Nell’antica Roma alle donne era vietato bere il vino, secondo una legge che veniva fatta risalire alla fondazione di Roma.
Pare, infatti, che fosse stato Romolo ad introdurla per primo. E questa origine mitica era tutt’altro che casuale: ricondurla al fondatore attribuiva alla legge un significato profondo e ne garantiva il rispetto da parte della cittadinanza romana intera.
Alla base di questa norma, che per la nostra mentalità risulta per certi versi incomprensibile, anche se non collocata fuori dal tempo, vi era la convinzione morale che il bere vino conducesse le donne direttamente all’adulterio: questa pratica era quindi volta a preservare la purezza e la castità femminili. Questo divieto non riguardava solo le classi abbienti, ma anche le donne appartenenti ai ceti più elevati.

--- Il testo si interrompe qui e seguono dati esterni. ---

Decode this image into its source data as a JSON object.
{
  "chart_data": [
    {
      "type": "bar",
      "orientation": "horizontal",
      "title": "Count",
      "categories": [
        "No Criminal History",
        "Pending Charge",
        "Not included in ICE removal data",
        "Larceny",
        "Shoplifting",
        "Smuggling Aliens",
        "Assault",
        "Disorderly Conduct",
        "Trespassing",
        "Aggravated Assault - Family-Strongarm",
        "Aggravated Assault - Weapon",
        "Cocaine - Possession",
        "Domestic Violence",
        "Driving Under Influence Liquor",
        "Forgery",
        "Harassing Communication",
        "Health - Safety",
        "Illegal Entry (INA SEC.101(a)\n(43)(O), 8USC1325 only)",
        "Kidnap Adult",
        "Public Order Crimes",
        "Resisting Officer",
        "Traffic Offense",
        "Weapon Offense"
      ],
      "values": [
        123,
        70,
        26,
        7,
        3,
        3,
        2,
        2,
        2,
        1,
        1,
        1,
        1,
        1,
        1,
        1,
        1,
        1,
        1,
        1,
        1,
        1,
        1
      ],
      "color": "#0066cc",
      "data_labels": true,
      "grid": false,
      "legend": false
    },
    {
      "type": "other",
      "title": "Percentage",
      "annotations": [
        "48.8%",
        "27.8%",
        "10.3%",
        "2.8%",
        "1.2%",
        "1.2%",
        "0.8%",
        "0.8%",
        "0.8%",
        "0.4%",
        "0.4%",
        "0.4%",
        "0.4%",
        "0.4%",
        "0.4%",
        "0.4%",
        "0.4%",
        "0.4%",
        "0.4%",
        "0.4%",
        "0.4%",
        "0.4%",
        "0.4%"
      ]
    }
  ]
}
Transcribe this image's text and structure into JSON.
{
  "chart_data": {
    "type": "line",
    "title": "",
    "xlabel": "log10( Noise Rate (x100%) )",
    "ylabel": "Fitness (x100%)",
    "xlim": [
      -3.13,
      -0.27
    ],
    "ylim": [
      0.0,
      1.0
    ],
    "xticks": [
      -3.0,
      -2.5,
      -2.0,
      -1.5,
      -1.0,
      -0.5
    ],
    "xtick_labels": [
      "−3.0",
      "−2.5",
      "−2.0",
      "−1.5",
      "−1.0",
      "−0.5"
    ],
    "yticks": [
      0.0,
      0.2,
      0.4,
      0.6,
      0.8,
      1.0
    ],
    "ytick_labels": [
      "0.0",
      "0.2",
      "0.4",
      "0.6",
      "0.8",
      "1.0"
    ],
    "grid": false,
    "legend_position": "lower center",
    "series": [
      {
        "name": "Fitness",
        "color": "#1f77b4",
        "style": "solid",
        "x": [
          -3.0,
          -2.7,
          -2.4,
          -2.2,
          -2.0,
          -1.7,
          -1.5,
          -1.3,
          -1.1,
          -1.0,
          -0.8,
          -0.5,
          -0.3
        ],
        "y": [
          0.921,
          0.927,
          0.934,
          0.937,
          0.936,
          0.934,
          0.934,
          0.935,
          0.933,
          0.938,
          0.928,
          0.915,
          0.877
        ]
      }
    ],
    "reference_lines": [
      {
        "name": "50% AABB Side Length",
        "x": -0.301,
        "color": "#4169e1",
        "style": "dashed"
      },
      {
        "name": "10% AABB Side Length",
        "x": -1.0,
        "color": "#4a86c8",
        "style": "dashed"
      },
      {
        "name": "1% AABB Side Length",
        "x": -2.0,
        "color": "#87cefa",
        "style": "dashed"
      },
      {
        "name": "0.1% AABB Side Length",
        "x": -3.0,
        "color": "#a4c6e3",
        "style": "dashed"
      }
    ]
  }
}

Il controllo era effettuato mediante lo “ius osculi”, il diritto al bacio: ogni donna era obbligata a baciare in bocca, ogni giorno, i parenti maschi fino alla seconda generazione di cugini.
Questa pratica venne però abolita: la diffusione dell’herpes divenne infatti talmente vasta da portare l’imperatore Tiberio a vietarla, per salvaguardare la salute dei cittadini.
Bisogna comunque specificare che le donne potevano bere il vino “dulcis”, non fermentato, privo quindi di grado alcolico. Questi erano vini privi di “virus”, di sapore forte.
Interessante chiudere con una nota linguistica: “virus” riconduce alla radice latina “vis”, uomo. E per analogia indicava anche il seme maschile. Come dire che il vino alcolico appartiene ed è identificato unicamente nell’universo maschile dei Romani, anche nella sua forma grammaticale.